'Mercy Killing' raises questions about end-of-life decisions

Tuesday, Feb. 18, an elderly St. Joseph County man shot and killed his ailing wife and then turned the gun on himself.

Officials closed their investigation, saying there was no foul play and the couple appeared to have reached some type of end of life decision. The family told police they “understood” why their parents took their lives, citing deteriorating health and a desire to never enter a nursing home.

The couple’s death and the idea of a “mercy killing” has raised the question about quality of life and end of life decisions.

Dr. Glenn Mollette, an author and former full-time caregiver knows first hand what it’s like to see a loved one go from being a strong and independent individual, to being crippled by disease. His wife was diagnosed with Multiple Sclerosis (MS). Twelve years later she passed away.

“You’re trapped inside this diseased body, those people become very hopeless,” said Dr, Mollette. About three years before MS took her life, Mollette said his wife was suicidal—asking him to call Dr. Kevorkian to help her with an assisted suicide, or, for her family to put her in the garage, shut the door and turn on the car so she could die.

Mollette did whatever he could to make sure his wife stayed alive, serving as her primary caretaker until her needs became too great. It was painful to watch his wife suffer, however, from his standpoint he wanted to keep her around as long as possible.

Eventually, Mollette made the difficult choice to place his wife in a nursing home so she could get the constant care she needed. It’s a decision many families grapple with.

“It’s a horrible experience,” said Brandyn Blosser, who works at REAL Services in South Bend.

Blosser has worked in the long term care industry for years, and at REAL Services she directs individuals and families towards the type of care and services they need to improve their quality of life. Even she had a hard time putting a loved one into an assisted living facility.

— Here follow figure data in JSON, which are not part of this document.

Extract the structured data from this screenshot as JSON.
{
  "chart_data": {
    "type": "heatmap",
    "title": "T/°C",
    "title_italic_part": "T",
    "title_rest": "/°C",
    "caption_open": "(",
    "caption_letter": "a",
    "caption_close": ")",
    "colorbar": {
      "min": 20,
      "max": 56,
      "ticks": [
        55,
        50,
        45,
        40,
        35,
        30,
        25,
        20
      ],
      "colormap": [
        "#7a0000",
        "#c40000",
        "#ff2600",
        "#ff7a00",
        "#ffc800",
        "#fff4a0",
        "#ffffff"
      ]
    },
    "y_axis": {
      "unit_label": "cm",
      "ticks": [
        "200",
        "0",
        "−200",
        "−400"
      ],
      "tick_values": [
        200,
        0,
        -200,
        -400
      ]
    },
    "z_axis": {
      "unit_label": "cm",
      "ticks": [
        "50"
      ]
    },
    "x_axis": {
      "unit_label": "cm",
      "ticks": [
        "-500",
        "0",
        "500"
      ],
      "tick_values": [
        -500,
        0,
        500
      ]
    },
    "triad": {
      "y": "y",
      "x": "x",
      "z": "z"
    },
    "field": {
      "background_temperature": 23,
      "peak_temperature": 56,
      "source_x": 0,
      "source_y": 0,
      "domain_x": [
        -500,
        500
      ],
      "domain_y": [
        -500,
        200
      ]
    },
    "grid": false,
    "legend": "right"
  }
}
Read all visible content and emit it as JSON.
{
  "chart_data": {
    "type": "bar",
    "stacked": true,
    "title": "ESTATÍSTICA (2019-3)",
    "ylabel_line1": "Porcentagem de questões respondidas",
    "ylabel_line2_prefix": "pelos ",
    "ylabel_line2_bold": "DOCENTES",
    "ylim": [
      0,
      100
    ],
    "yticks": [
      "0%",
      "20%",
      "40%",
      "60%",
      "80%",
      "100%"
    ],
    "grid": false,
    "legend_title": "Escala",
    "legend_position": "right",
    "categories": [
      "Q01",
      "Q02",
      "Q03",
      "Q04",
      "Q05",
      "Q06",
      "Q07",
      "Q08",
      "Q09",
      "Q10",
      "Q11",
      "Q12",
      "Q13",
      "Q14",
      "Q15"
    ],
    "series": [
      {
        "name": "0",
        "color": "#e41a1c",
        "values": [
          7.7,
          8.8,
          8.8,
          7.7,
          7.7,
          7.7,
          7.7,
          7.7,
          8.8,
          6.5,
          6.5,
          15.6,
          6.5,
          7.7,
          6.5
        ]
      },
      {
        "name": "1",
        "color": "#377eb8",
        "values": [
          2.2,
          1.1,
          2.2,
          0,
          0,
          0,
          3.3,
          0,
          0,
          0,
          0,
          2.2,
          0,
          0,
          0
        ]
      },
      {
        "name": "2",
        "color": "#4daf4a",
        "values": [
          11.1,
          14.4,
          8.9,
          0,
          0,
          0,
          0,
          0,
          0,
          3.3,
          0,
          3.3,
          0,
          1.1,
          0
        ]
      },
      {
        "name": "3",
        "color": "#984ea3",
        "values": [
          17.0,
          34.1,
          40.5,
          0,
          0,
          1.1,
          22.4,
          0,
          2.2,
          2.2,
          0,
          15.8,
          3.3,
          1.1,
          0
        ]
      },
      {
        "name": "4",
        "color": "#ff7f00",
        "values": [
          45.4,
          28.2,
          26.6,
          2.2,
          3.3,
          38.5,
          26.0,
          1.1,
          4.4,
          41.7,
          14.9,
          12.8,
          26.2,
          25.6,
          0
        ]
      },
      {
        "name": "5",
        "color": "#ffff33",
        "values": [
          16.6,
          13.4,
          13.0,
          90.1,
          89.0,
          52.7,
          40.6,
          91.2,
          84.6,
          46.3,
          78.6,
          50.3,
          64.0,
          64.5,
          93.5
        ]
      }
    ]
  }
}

“Because your loved one is saying ‘I don’t want to go,’ or maybe your whole life your loved ones have said to you, ‘don’t ever put me in a nursing facility,’ and then here you are faced with it,” Blosser explained.

Depending on the circumstances, Blosser said there are more options for help than people initially realize.

REAL Services can help someone obtain the medication they need to stay independent, put families in touch with part time care takers, tap into networks of assistance, or find full time care facilities.

“An assisted facility is not necessarily the only option,” said Blosser.
To hear that a couple decided to take their lives rather than go to a nursing home is “heartbreaking” Blosser said. Although she didn’t know the circumstances or extent of the care they would have needed, Blosser said all it takes is a simple phone call to see if there’s a little relief available for them.